The last minute acceptance of a payment into court has led to a ruling which spells out deadline requirements, reports Roger Pearson
The Recent settlement of an action in which investors alleged an accountancy firm had led them into a disastrous investment foray, in which they became Names at Lloyd's, has clarified rules on deadlines for accepting payments into court.
Andy Fletcher, keyboard player with pop group Depeche Mode, and Daniel Miller, chairman and owner of Mute Records, claimed that by reason of their assets, income investment policy and attitude to risk, they were unsuitable candidates for Lloyd's and should never have been encouraged to become names by top London accountancy firm Levy Gee. They also accused Levy Gee of accepting undisclosed commissions in respect of the Lloyd's transactions.
The case was settled more or less on the eve of it opening, with Fletcher accepting, within good time, an undisclosed figure in settlement of his claim against Levy Gee.
But it was not until 13 March (with the case due to start on 16 March), that Miller instructed his solicitors, Swycher & Co, to accept a payment into court in settlement of his claim.

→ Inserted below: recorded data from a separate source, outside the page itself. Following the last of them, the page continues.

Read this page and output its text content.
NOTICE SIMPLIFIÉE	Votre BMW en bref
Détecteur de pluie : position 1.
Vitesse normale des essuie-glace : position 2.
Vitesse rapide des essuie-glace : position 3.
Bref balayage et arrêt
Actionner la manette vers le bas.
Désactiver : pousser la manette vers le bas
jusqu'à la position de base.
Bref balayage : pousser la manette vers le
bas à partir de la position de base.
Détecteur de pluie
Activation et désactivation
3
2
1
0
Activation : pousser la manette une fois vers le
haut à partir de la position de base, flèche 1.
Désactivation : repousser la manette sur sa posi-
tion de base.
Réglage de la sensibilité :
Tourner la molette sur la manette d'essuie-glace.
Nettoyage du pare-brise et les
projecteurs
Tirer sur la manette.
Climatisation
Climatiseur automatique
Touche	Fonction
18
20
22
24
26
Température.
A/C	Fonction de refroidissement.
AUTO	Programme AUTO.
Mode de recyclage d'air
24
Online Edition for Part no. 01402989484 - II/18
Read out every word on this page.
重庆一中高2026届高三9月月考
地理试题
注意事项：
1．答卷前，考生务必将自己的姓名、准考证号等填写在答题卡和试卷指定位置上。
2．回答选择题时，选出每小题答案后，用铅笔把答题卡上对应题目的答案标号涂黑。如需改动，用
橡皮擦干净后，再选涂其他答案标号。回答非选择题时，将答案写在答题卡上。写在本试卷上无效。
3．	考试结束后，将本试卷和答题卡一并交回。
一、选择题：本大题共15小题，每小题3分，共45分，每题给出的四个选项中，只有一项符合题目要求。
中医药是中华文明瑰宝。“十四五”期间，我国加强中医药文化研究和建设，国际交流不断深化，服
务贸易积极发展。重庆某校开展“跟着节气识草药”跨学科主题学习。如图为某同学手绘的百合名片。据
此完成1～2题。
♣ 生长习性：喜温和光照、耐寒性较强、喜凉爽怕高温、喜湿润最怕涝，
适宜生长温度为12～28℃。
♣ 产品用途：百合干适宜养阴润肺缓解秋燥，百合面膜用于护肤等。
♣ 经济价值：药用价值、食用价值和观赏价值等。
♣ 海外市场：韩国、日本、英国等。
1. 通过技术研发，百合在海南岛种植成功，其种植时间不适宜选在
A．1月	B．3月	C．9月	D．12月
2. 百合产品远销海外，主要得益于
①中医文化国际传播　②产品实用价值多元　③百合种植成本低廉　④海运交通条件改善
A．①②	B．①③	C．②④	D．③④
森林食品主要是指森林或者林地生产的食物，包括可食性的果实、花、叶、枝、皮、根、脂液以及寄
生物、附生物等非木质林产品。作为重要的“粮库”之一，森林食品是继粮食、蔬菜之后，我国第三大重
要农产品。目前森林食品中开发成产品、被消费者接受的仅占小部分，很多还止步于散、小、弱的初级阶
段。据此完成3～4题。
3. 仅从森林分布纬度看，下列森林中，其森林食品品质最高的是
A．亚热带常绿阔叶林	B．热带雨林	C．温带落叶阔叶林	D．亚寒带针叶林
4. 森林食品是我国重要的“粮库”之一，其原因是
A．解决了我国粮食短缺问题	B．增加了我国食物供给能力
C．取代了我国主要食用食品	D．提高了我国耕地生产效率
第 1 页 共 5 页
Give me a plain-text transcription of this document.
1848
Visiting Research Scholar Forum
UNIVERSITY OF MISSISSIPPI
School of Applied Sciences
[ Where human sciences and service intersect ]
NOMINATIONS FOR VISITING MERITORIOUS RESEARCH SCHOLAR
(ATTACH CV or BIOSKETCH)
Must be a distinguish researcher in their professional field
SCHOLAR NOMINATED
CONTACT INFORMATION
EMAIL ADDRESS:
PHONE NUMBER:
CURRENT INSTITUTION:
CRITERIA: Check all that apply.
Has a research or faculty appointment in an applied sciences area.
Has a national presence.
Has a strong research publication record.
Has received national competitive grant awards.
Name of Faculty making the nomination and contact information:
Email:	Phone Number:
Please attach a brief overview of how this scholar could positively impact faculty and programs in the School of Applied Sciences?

The settlement, while it dramatically curtailed legal argument, did not end the dispute. Levy Gee's lawyers argued that the acceptance by Miller of the money paid into court had been outside deadlines set out in the White Book.
If the deadline of accepting the payment into court within 21 days is met, the claimant gets his costs paid by the other side up to the time of the acceptance. However, if the deadline is not met, costs become a matter for the judge's discretion, and he could rule that the claimant must pay the defendant's costs from the date of the notice of payment into court. Even an order that both sides pay their own costs from the date of notice would have been likely to leave Miller out of pocket.
But, says Stephen Beverley of Swycher & Co, the White Book has always been "grey" when it comes to laying down timing rules in such matters.
A fax accepting the payment-in arrived at the offices of Levy Gee's solicitors at just after 5.30pm on 13 March, with a messenger arriving at the offices with a hard copy of the letter just after 7pm.
Levy Gee's solicitors argued that these two notifications were invalid because they had arrived out of time and had to be deemed not to have arrived until the morning of the next working day, 16 March.
However, Mr Justice Neuberger accepted the argument of Ian Mayes QC for Miller. the judge held that while the fax did not comply with the White Book rules which stipulate notification by fax must be made by 4pm on the 21st day the hard copy of the acceptance was in time, even though it had arrived after the offices had closed.
The judge held that the deadline for hard copies of acceptance was midnight on the 21st day and warned that there were dangers in situations such as these in drawing analogies with contractual acceptances. He went on to rule that with the fax out of time, and thus deemed served on Monday, but with the hard copy of the letter in time, the deadline had been met and Miller was entitled to his costs.
"The decision is one which has clarified a conundrum in law as far as acceptance of payments in is concerned," says Beverley. "It is a point that needs to be born closely in mind, though, by those who are leaving it to the last minute to accept money paid into court."